Among the participants are representatives of the United States' Massachusetts Institute of Technology, Japan's Tokyo Institute of Science and Kyoto University, China's Nanjing University, Korea's Aerospace University, Malaysia's University of Malaya and the University of Indonesia.
Scientists from European countries are also attending, including some from Germany's University of Bonn, the Netherlands' University of Groningen and the United Kingdom's University of Glasgow.
In total, 24 countries are participating in the conference, Scientists will be sharing the latest research on the development of theoretical predictions and experiments in the few-body system, a basic branch in physics which deals with the interaction between two or more particles.

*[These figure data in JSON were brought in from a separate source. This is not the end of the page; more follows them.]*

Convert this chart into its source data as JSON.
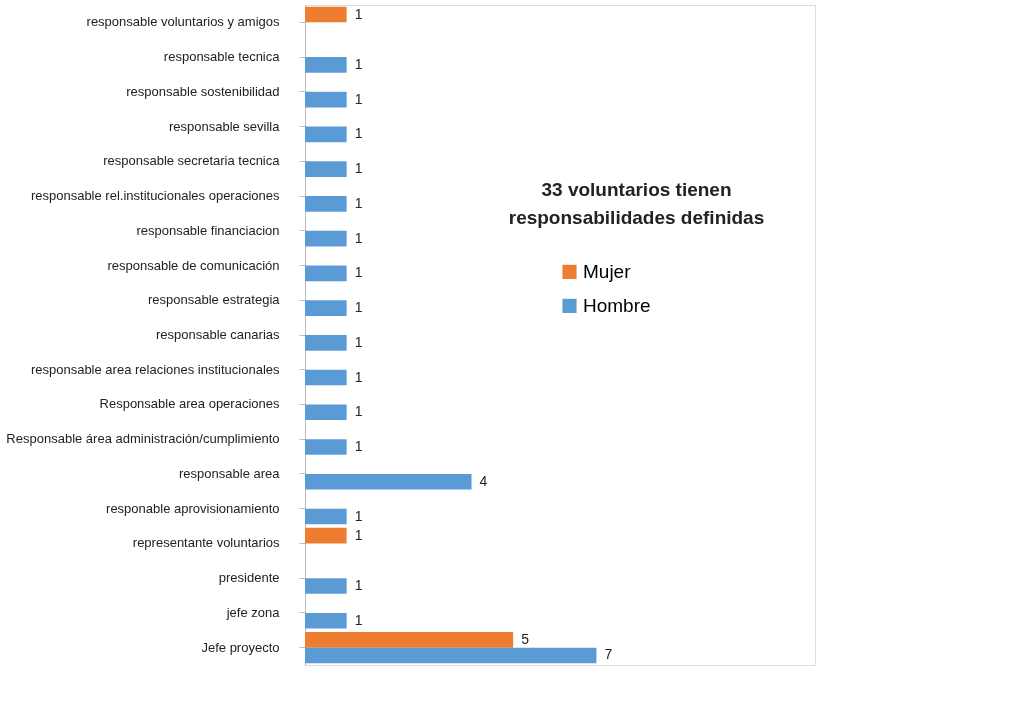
{
  "chart_data": {
    "type": "bar",
    "orientation": "horizontal",
    "title": "33 voluntarios tienen responsabilidades definidas",
    "categories": [
      "responsable voluntarios y amigos",
      "responsable tecnica",
      "responsable sostenibilidad",
      "responsable sevilla",
      "responsable secretaria tecnica",
      "responsable rel.institucionales operaciones",
      "responsable financiacion",
      "responsable de comunicación",
      "responsable estrategia",
      "responsable canarias",
      "responsable area relaciones institucionales",
      "Responsable area operaciones",
      "Responsable área administración/cumplimiento",
      "responsable area",
      "responable aprovisionamiento",
      "representante voluntarios",
      "presidente",
      "jefe zona",
      "Jefe proyecto"
    ],
    "series": [
      {
        "name": "Mujer",
        "color": "#ed7d31",
        "values": [
          1,
          null,
          null,
          null,
          null,
          null,
          null,
          null,
          null,
          null,
          null,
          null,
          null,
          null,
          null,
          1,
          null,
          null,
          5
        ]
      },
      {
        "name": "Hombre",
        "color": "#5b9bd5",
        "values": [
          null,
          1,
          1,
          1,
          1,
          1,
          1,
          1,
          1,
          1,
          1,
          1,
          1,
          4,
          1,
          null,
          1,
          1,
          7
        ]
      }
    ],
    "data_labels": true,
    "legend": "right"
  }
}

Indonesia's State Minister for Research and Technology Kusmayanto Kadiman said in his opening speech advances in the knowledge of few-body problems would be very helpful in the development of nanotechnology, which has been increasingly popular globally.
Nanotechnology is an applied science which aims to manipulate matter on an atomic and molecular scale, generally 100 nanometers in length or smaller, and develop materials or devices for that scale. Examples include the manufacture of polymers based on their molecular structure and the design of computer microchip layouts based on surface science.

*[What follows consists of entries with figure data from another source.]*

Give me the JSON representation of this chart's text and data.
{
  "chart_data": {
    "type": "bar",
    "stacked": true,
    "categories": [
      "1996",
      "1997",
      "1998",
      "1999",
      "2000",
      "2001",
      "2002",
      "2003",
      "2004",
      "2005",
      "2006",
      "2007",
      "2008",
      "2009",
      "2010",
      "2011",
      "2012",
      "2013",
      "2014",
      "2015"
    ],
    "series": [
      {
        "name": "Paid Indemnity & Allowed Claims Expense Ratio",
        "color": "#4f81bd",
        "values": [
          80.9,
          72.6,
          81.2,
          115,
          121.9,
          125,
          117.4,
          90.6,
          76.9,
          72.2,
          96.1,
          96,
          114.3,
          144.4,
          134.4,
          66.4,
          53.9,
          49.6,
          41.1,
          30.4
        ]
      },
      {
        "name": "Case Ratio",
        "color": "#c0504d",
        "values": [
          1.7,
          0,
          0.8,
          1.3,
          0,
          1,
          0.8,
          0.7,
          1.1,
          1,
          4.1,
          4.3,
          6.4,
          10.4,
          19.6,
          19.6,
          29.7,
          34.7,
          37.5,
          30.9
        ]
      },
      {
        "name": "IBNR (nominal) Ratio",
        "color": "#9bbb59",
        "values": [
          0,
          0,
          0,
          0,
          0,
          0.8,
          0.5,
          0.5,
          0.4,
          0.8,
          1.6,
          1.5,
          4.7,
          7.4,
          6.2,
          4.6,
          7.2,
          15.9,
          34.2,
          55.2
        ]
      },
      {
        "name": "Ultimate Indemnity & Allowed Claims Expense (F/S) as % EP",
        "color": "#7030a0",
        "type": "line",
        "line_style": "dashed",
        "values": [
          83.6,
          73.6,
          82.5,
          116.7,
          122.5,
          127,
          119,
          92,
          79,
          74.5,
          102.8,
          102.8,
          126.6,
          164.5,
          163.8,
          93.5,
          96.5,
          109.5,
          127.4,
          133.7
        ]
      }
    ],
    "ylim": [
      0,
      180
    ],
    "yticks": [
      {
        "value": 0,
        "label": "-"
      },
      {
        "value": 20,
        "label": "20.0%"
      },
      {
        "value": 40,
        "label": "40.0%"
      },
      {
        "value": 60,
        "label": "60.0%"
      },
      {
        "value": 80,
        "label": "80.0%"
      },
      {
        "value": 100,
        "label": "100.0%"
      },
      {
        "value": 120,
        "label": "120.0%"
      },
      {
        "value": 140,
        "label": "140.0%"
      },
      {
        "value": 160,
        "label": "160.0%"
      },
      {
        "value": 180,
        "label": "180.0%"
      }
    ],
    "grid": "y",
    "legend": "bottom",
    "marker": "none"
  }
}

Kusmayanto said Indonesia was currently still in the microelectronics phase, and was aiming to get to the nanoelectronics phase. He said the international conference was therefore highly relevant for the country.

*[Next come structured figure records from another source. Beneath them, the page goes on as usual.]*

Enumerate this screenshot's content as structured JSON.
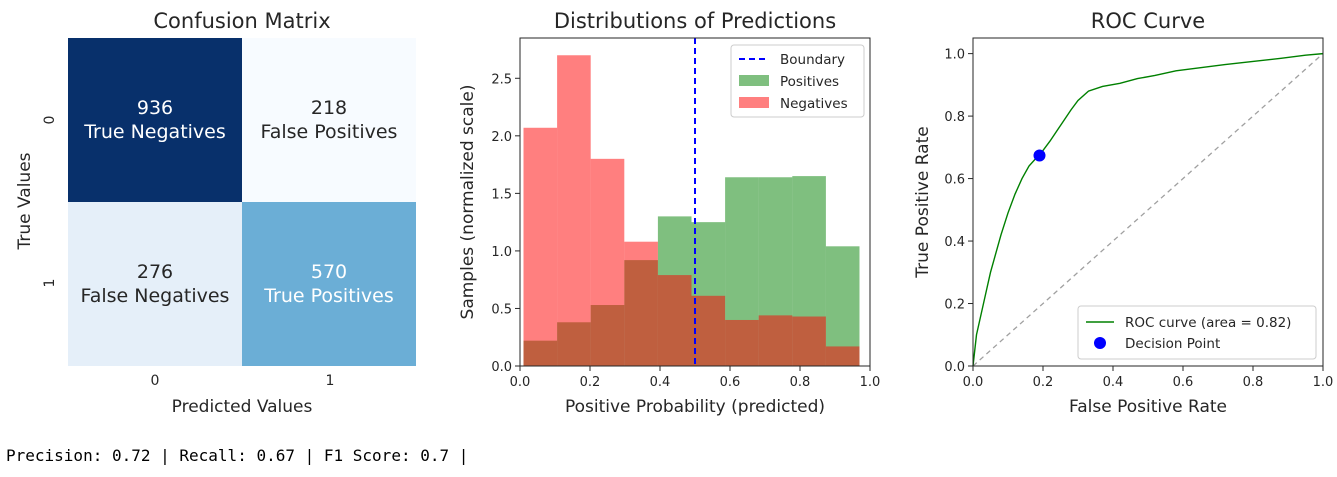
{
  "chart_data": [
    {
      "type": "heatmap",
      "title": "Confusion Matrix",
      "xlabel": "Predicted Values",
      "ylabel": "True Values",
      "xticklabels": [
        "0",
        "1"
      ],
      "yticklabels": [
        "0",
        "1"
      ],
      "cells": [
        {
          "row": 0,
          "col": 0,
          "count": "936",
          "label": "True Negatives",
          "color": "#08306b",
          "text_color": "#ffffff"
        },
        {
          "row": 0,
          "col": 1,
          "count": "218",
          "label": "False Positives",
          "color": "#f7fbff",
          "text_color": "#262626"
        },
        {
          "row": 1,
          "col": 0,
          "count": "276",
          "label": "False Negatives",
          "color": "#e5eff9",
          "text_color": "#262626"
        },
        {
          "row": 1,
          "col": 1,
          "count": "570",
          "label": "True Positives",
          "color": "#6baed6",
          "text_color": "#ffffff"
        }
      ]
    },
    {
      "type": "bar",
      "title": "Distributions of Predictions",
      "xlabel": "Positive Probability (predicted)",
      "ylabel": "Samples (normalized scale)",
      "xlim": [
        0,
        1
      ],
      "ylim": [
        0,
        2.85
      ],
      "xticks": [
        "0.0",
        "0.2",
        "0.4",
        "0.6",
        "0.8",
        "1.0"
      ],
      "yticks": [
        "0.0",
        "0.5",
        "1.0",
        "1.5",
        "2.0",
        "2.5"
      ],
      "series": [
        {
          "name": "Positives",
          "color": "#008000",
          "bin_edges": [
            0.01,
            0.106,
            0.202,
            0.298,
            0.394,
            0.49,
            0.586,
            0.682,
            0.778,
            0.874,
            0.97
          ],
          "values": [
            0.22,
            0.38,
            0.53,
            0.92,
            1.3,
            1.25,
            1.64,
            1.64,
            1.65,
            1.04
          ]
        },
        {
          "name": "Negatives",
          "color": "#ff0000",
          "bin_edges": [
            0.01,
            0.106,
            0.202,
            0.298,
            0.394,
            0.49,
            0.586,
            0.682,
            0.778,
            0.874,
            0.97
          ],
          "values": [
            2.07,
            2.7,
            1.8,
            1.08,
            0.79,
            0.61,
            0.4,
            0.44,
            0.43,
            0.17
          ]
        }
      ],
      "boundary": {
        "name": "Boundary",
        "x": 0.5,
        "color": "#0000ff"
      },
      "legend": {
        "placement": "top-right",
        "entries": [
          "Boundary",
          "Positives",
          "Negatives"
        ]
      }
    },
    {
      "type": "line",
      "title": "ROC Curve",
      "xlabel": "False Positive Rate",
      "ylabel": "True Positive Rate",
      "xlim": [
        0,
        1
      ],
      "ylim": [
        0,
        1.05
      ],
      "xticks": [
        "0.0",
        "0.2",
        "0.4",
        "0.6",
        "0.8",
        "1.0"
      ],
      "yticks": [
        "0.0",
        "0.2",
        "0.4",
        "0.6",
        "0.8",
        "1.0"
      ],
      "roc": {
        "name": "ROC curve (area = 0.82)",
        "color": "#008000",
        "x": [
          0,
          0.005,
          0.01,
          0.02,
          0.03,
          0.04,
          0.05,
          0.06,
          0.08,
          0.1,
          0.12,
          0.14,
          0.16,
          0.18,
          0.19,
          0.22,
          0.25,
          0.28,
          0.3,
          0.33,
          0.37,
          0.42,
          0.47,
          0.52,
          0.58,
          0.65,
          0.72,
          0.8,
          0.88,
          0.95,
          1.0
        ],
        "y": [
          0,
          0.05,
          0.1,
          0.15,
          0.2,
          0.25,
          0.3,
          0.34,
          0.42,
          0.49,
          0.55,
          0.6,
          0.64,
          0.665,
          0.675,
          0.72,
          0.77,
          0.82,
          0.85,
          0.88,
          0.895,
          0.905,
          0.92,
          0.93,
          0.945,
          0.955,
          0.965,
          0.975,
          0.985,
          0.995,
          1.0
        ]
      },
      "diagonal": {
        "x": [
          0,
          1
        ],
        "y": [
          0,
          1
        ],
        "color": "#a0a0a0"
      },
      "decision_point": {
        "name": "Decision Point",
        "x": 0.19,
        "y": 0.674,
        "color": "#0000ff"
      },
      "legend": {
        "placement": "lower-right",
        "entries": [
          "ROC curve (area = 0.82)",
          "Decision Point"
        ]
      }
    }
  ],
  "metrics_text": "Precision: 0.72 | Recall: 0.67 | F1 Score: 0.7 |"
}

"These world-class scientists will be sharing their recent research results here, which our students and lecturers can benefit from. This face-to-face meeting enables us to get the information faster than waiting for their work to be published, which may take two or three more years," he said.
Cochair of the conference's steering committee, Terry Mart, said the conference could help Indonesia demonstrate to foreign scientists that "our scientists do exist".